REPUBLIKA.CO.ID, INDRAMAYU -- Pemberlakuan Permen Nomor 2/PERMEN-KP/2015 tentang Larangan Penggunaan Alat Penangkapan Ikan Pukat Hela (trawls) dan Pukat Tarik (seine nets) bisa mengancam penurunan produksi ikan nelayan. Pasalnya, hingga kini masih banyak nelayan yang belum bisa mengganti alat tangkap tersebut.
"Produksi ikan akan menurun karena nelayan berhenti beroperasi," ujar anggota Komisi IV DPR RI dapil Indramayu dan Cirebon, Ono Surono, kepada Republika, Kamis (24/11).
Ono menyebutkan, penurunan produksi ikan tersebut nilainya bisa mencapai puluhan triliun rupiah. Selain di Jabar, daerah lain yang nelayannya banyak menggunakan alat tangkap yang dilarang pemerintah di antaranya Jateng, Jatim, Kalbar, Lampung dan Sulsel.
Tak hanya menurunkan produksi ikan, tambah Ono, pemberlakuan permen tersebut pada Januari 2017 juga akan menimbulkan kemiskinan baru di kalangan nelayan.

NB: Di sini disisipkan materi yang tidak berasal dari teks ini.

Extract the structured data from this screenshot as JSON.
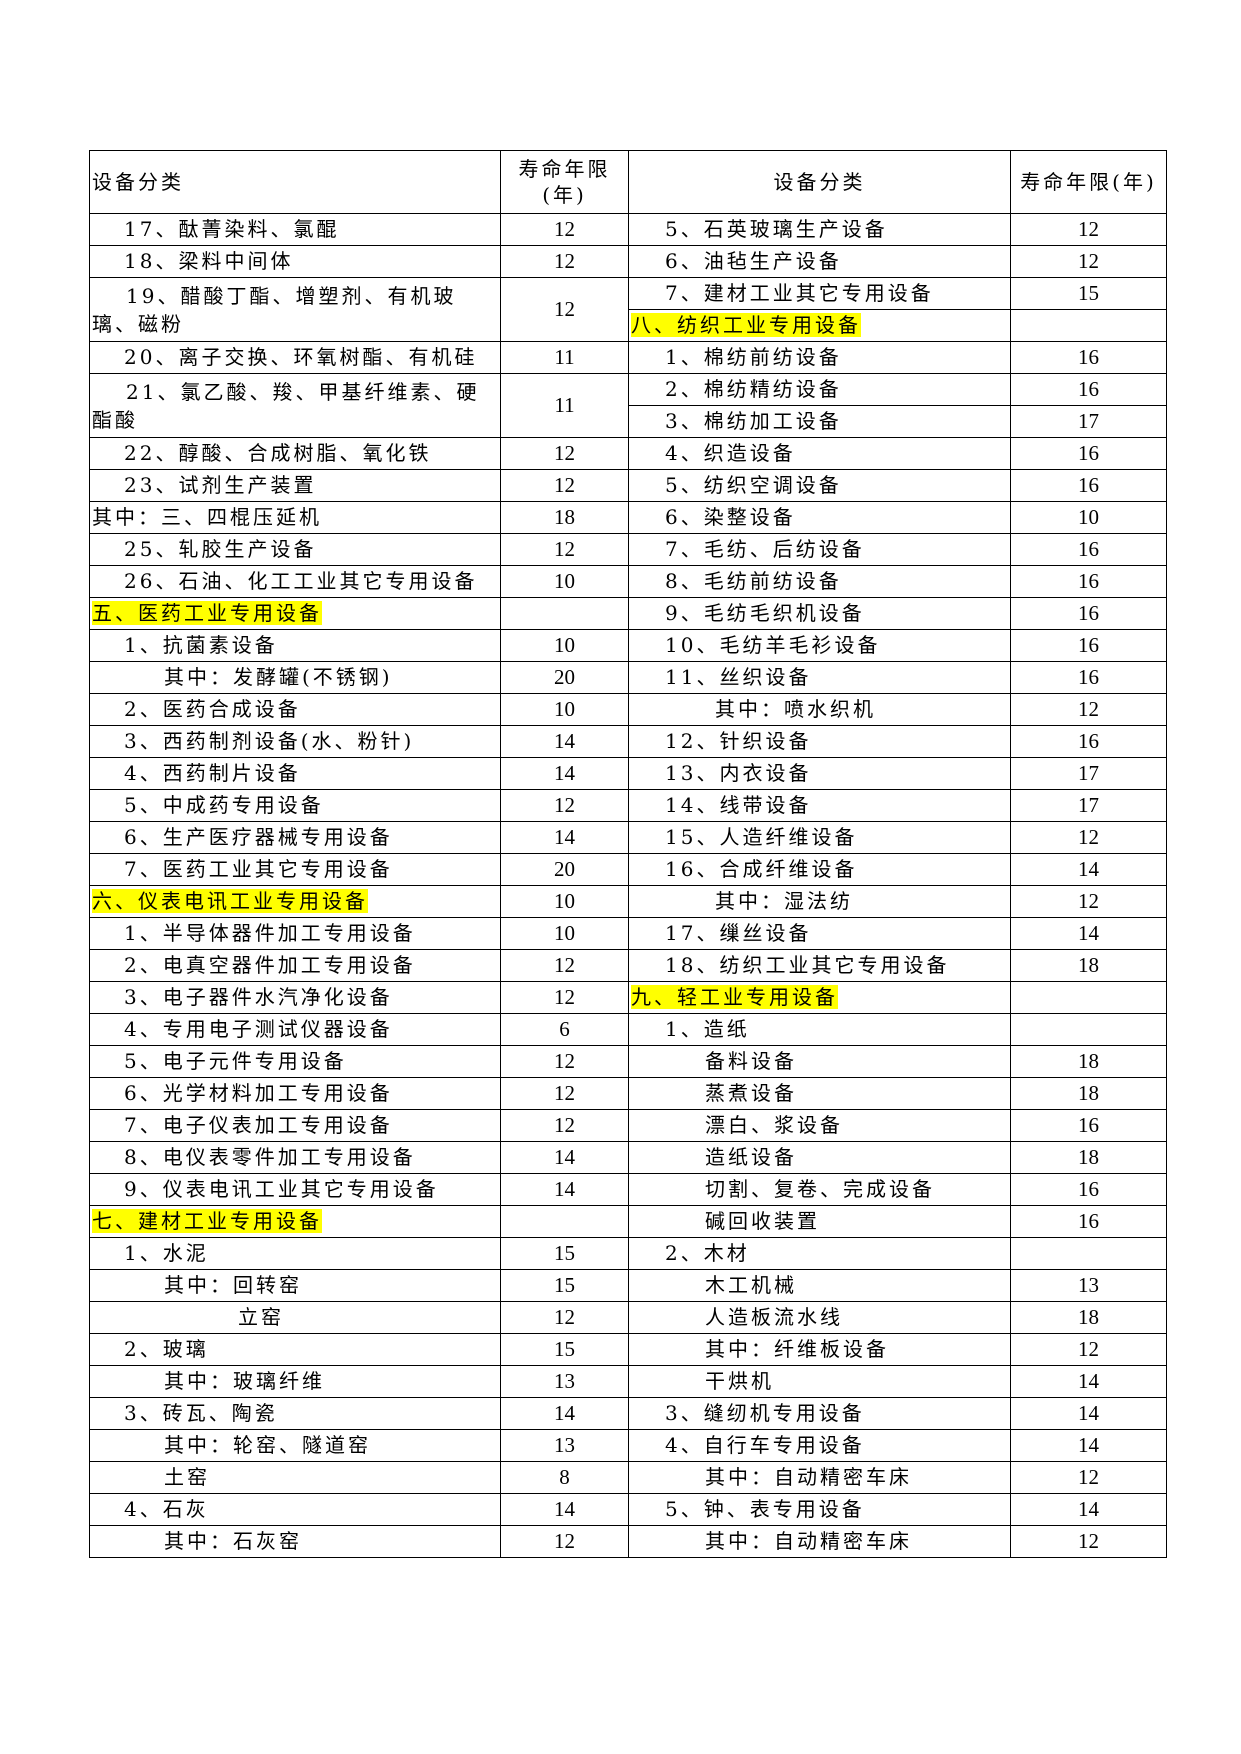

Pasalnya, nelayan akan kehilangan sumber penghasilannya.
Selain itu, 15 pabrik surimi (ikan olahan) yang tersebar di Indonesia juga terancam tutup dan pekerjanya terancam menganggur. Pasalnya, pabrik itu selama ini menggunakan bahan baku ikan yang ditangkap oleh nelayan yang menggunakan alat tangkap yang dilarang Permen KKP 2/2015.

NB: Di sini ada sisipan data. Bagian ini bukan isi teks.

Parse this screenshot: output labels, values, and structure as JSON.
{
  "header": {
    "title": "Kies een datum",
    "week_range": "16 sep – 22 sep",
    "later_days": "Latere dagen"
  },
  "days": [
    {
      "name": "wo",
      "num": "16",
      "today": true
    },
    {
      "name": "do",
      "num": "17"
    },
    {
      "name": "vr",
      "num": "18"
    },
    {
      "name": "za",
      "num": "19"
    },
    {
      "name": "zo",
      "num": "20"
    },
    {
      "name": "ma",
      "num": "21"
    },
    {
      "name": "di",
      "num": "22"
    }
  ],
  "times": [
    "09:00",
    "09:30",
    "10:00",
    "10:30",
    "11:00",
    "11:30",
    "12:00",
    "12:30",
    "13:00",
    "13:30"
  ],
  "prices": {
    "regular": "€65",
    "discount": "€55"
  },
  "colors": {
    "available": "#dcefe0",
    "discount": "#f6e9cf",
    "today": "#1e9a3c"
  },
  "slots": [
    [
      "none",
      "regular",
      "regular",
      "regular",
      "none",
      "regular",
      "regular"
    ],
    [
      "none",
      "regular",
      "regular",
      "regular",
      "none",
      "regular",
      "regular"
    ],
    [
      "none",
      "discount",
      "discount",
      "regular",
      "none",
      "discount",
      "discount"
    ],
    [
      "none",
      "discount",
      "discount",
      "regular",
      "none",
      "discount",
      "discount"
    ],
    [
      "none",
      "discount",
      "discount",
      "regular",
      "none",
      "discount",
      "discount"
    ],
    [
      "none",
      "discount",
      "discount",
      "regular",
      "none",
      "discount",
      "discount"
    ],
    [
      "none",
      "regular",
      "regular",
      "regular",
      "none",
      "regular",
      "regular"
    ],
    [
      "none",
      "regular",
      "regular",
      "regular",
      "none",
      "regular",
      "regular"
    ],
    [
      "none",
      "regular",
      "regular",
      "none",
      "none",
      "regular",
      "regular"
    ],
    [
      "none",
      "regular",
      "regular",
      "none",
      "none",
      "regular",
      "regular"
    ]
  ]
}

Untuk mengatasi masalah tersebut, Ono meminta agar pemerintah mengganti seluruh alat tangkap nelayan yang tak ramah lingkungan. Pada 2016 ini, pemerintah hanya mampu mengganti 4.000 alat tangkap seluruh Indonesia untuk kapal kurang dari 10 GT. Itupun belum terealisasi karena masih dalam proses pendataan.
Padahal, jumlah kapal yang menggunakan alat tangkap tak ramah lingkungan di seluruh Indonesia yang ukurannya kurangd ari 10 GT ada sekitar 34 ribu unit. Dengan demikian, banyak nelayan yang tidak memperoleh penggantian alat tangkap tak ramah lingkungan secara gratis dari pemerintah.
Ono mencontohkan, di Kabupaten Indramayu, ada sekitar 1.800 alat tangkap tak ramah lingkungan. Namun, pemerintah hanya memberikan bantuan penggantian alat tangkap sebanyak 519 unit.
Di Cirebon, Ono menyebutkan ada sekitar 4.200 unit kapal yang menggunakan alat tangkap tak ramah lingkungan. Namun, dari jumlah itu, tidak seluruhnya kyang diberi bantuan kpenggantian alat tangkap tersebut. "Itu bisa menimbulkan konflik di kalangan nelayan," kata Ono.
Sedangkan untuk kapal diatas 10 GT yang menggunakan alat tangkap tak ramah lingkungan, lanjut Ono, belum tentu bisa memperoleh pinjaman dengan mudah dari perbankan. Jikapun pinjaman itu didapatkan, maka nelayan tetap membutuhkan waktu selama tiga sampai enam bulan untuk bisa beralih menggunakan alat tangkap baru.
"Jadi selama pemerintah belum bisa mengganti seluruh alat tangkap tak ramah lingkungan secara total, maka penerapan Permen KKP Nomor 2/2015 sebaiknya diperpanjang lagi," tegas Ono.